Cap'n Proto generates classes which wrap a byte buffer and give you accessor methods that read the fields straight out of the buffer.

That actually works equally well in C++ and Javascript.

Matthias247 · on Sept 11, 2016

Ok, but these accessor methods will still have a very different performance. In C++ copying a UTF8 string from one byte array into an std::string is super fast. Whereas in JS it's really slow, since you need to read from an ArrayBuffer, convert code points to UTF16 in JS and then store these in a string (which is not efficient, since the strings are immutable). In node you could at least speed that up through some native extension, but even then it would most likely be slower than JSON. In the browser it would be in any case. But that's really a speciality of JS.

In general I then think the difference (for non-C++) between your method and others (protobuf, thrift, ...) is that yours would require the cost of a field serialization in the moment the field is accessed. In others all fields are deserialized at once. But in the end it should have the same cost if I need all fields, e.g. in order to convert the data into a plain Java/Javascript/C#/... object, or am I missing something there? For C++ is absolutely believe that you can have a byte-array backed proxy-object with accessor methods that have the same properties as accessing native C++ structures.

kentonv · on Sept 11, 2016

Even if you access every field, Cap'n Proto's approach should still be faster in theory because:

- Making one pass instead of two is better for the cache. When dealing with messages larger than the CPU cache, memory bandwidth can easily be the program's main bottleneck, at which point using one pass instead of two can actually double your performance.

- Along similar lines, when you parse a protobuf upfront, you have to parse it into some intermediate structure. That intermediate structure takes memory, which adds cache pressure. Cap'n Proto has no intermediate structure.

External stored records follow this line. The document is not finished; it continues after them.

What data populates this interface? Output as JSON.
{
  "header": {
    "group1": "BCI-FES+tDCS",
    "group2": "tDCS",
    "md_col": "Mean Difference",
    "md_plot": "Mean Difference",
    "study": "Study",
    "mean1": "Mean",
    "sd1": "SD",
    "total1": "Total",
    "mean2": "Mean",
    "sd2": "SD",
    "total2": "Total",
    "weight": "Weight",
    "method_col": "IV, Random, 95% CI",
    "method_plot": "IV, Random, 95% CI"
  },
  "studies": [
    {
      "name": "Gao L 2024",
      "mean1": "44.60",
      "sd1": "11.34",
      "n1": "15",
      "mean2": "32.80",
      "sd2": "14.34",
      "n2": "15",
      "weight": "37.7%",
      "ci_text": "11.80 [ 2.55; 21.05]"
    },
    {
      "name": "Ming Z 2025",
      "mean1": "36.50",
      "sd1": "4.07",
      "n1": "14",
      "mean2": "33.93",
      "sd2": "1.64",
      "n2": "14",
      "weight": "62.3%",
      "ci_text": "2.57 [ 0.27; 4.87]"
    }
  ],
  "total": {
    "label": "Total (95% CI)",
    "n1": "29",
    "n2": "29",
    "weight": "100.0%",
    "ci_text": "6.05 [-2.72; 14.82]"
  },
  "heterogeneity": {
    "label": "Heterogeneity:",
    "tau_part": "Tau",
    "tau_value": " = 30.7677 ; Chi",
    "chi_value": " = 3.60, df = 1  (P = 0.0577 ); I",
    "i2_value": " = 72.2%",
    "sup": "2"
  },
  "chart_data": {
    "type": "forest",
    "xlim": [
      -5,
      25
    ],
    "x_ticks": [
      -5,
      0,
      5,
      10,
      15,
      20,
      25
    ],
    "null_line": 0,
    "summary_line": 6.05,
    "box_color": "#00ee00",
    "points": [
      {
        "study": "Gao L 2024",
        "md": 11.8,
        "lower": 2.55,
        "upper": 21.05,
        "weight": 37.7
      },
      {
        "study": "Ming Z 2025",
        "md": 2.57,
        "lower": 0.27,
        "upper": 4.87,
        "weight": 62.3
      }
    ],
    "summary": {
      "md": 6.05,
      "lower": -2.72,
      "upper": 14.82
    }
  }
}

- Protobuf and many formats like it are branch-heavy. For example, protobuf likes to encode integers as "varints" (variable-width integers), which require a branch on every byte to check if it's the last byte. Also, protobuf is a tag-value stream, which means the parser has to be a switch-in-a-loop, which is a notoriously CPU-unfriendly pattern. Cap'n Proto uses fixed widths and fixed offsets, which means there are very few branches. As a result, an upfront Cap'n Proto parser would be expected to outperform a Protobuf parser. The fact that parsing happens lazily at time of use is a bonus.

All that said, it's true that if you are reading every field of your structure, then Cap'n Proto serialization is more of an incremental improvement, not a paradigm shift.

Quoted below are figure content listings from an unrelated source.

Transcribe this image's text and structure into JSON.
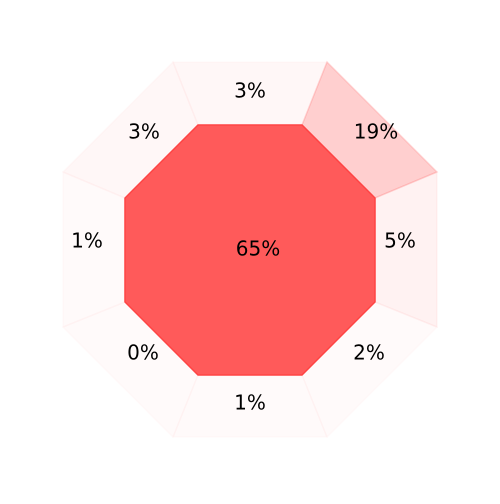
{
  "chart_data": {
    "type": "octagon-proportion",
    "center": {
      "label": "65%",
      "value": 65
    },
    "segments": [
      {
        "position": "top",
        "label": "3%",
        "value": 3
      },
      {
        "position": "top-right",
        "label": "19%",
        "value": 19
      },
      {
        "position": "right",
        "label": "5%",
        "value": 5
      },
      {
        "position": "bottom-right",
        "label": "2%",
        "value": 2
      },
      {
        "position": "bottom",
        "label": "1%",
        "value": 1
      },
      {
        "position": "bottom-left",
        "label": "0%",
        "value": 0
      },
      {
        "position": "left",
        "label": "1%",
        "value": 1
      },
      {
        "position": "top-left",
        "label": "3%",
        "value": 3
      }
    ],
    "color": "#ff5a5a",
    "stroke_color": "#ff4444"
  }
}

anentropic · on Sept 12, 2016

I have a similar question re the Python implementation

Is it still possible to realise benefits of the encoding when translating Python objects?

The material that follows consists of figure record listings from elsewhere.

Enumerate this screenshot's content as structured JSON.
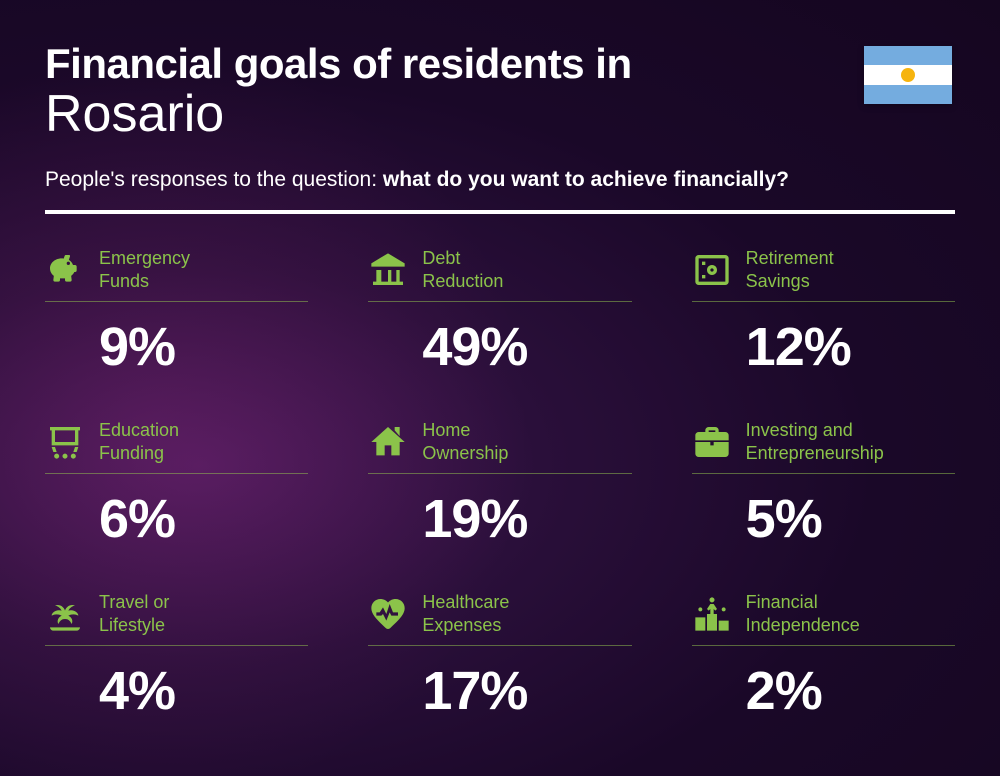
{
  "header": {
    "title_line1": "Financial goals of residents in",
    "title_line2": "Rosario",
    "subtitle_prefix": "People's responses to the question: ",
    "subtitle_bold": "what do you want to achieve financially?"
  },
  "flag": {
    "country": "Argentina",
    "stripe_colors": [
      "#74acdf",
      "#ffffff",
      "#74acdf"
    ],
    "sun_color": "#f6b40e"
  },
  "styling": {
    "accent_color": "#8bc34a",
    "text_color": "#ffffff",
    "label_fontsize": 18,
    "value_fontsize": 54,
    "title_fontsize": 42,
    "subtitle_fontsize": 21,
    "background_gradient": [
      "#4a1a5a",
      "#2a0f3a",
      "#1a0828",
      "#150620"
    ]
  },
  "items": [
    {
      "label": "Emergency\nFunds",
      "value": "9%",
      "icon": "piggy-bank"
    },
    {
      "label": "Debt\nReduction",
      "value": "49%",
      "icon": "bank"
    },
    {
      "label": "Retirement\nSavings",
      "value": "12%",
      "icon": "safe"
    },
    {
      "label": "Education\nFunding",
      "value": "6%",
      "icon": "presentation"
    },
    {
      "label": "Home\nOwnership",
      "value": "19%",
      "icon": "house"
    },
    {
      "label": "Investing and\nEntrepreneurship",
      "value": "5%",
      "icon": "briefcase"
    },
    {
      "label": "Travel or\nLifestyle",
      "value": "4%",
      "icon": "palm"
    },
    {
      "label": "Healthcare\nExpenses",
      "value": "17%",
      "icon": "heart"
    },
    {
      "label": "Financial\nIndependence",
      "value": "2%",
      "icon": "podium"
    }
  ]
}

Drdrdrq · on Sept 11, 2016

Well, to be fair, serialization is still performed - but interchange format is cleverly picked out to be as similar as possible to common memory representation.

mrfusion · on Sept 11, 2016

So could django send data to jquery with this? Or what are some simple use cases?

scott_karana · on Sept 11, 2016

I think this is aimed at lower-level problems: RPC between interoperating daemons, connector protocols for databases, that sort of thing.

Lack of serialization is probably useful for JavaScript, but "exact in-memory data formats" probably don't fit well with dynamic-typed languages ;)

lmm · on Sept 11, 2016

It's a lot higher-performance, because you virtually don't have to parse. Remember when MySQL started supporting the memcached protocol because it'd reached the point where form simple pkey lookups it was spending more time parsing an SQL query than actually executing it? It's like doing that for your program.

But for me at least, the real advantage over JSON isn't the performance but the schema compatibility. You have a spec for your data and generate code from that, which means the spec is guaranteed to be correct, and there's clear documentation about what changes to the spec are or aren't forward or backward compatibile. (You get the same thing from the original Protocol Buffers though).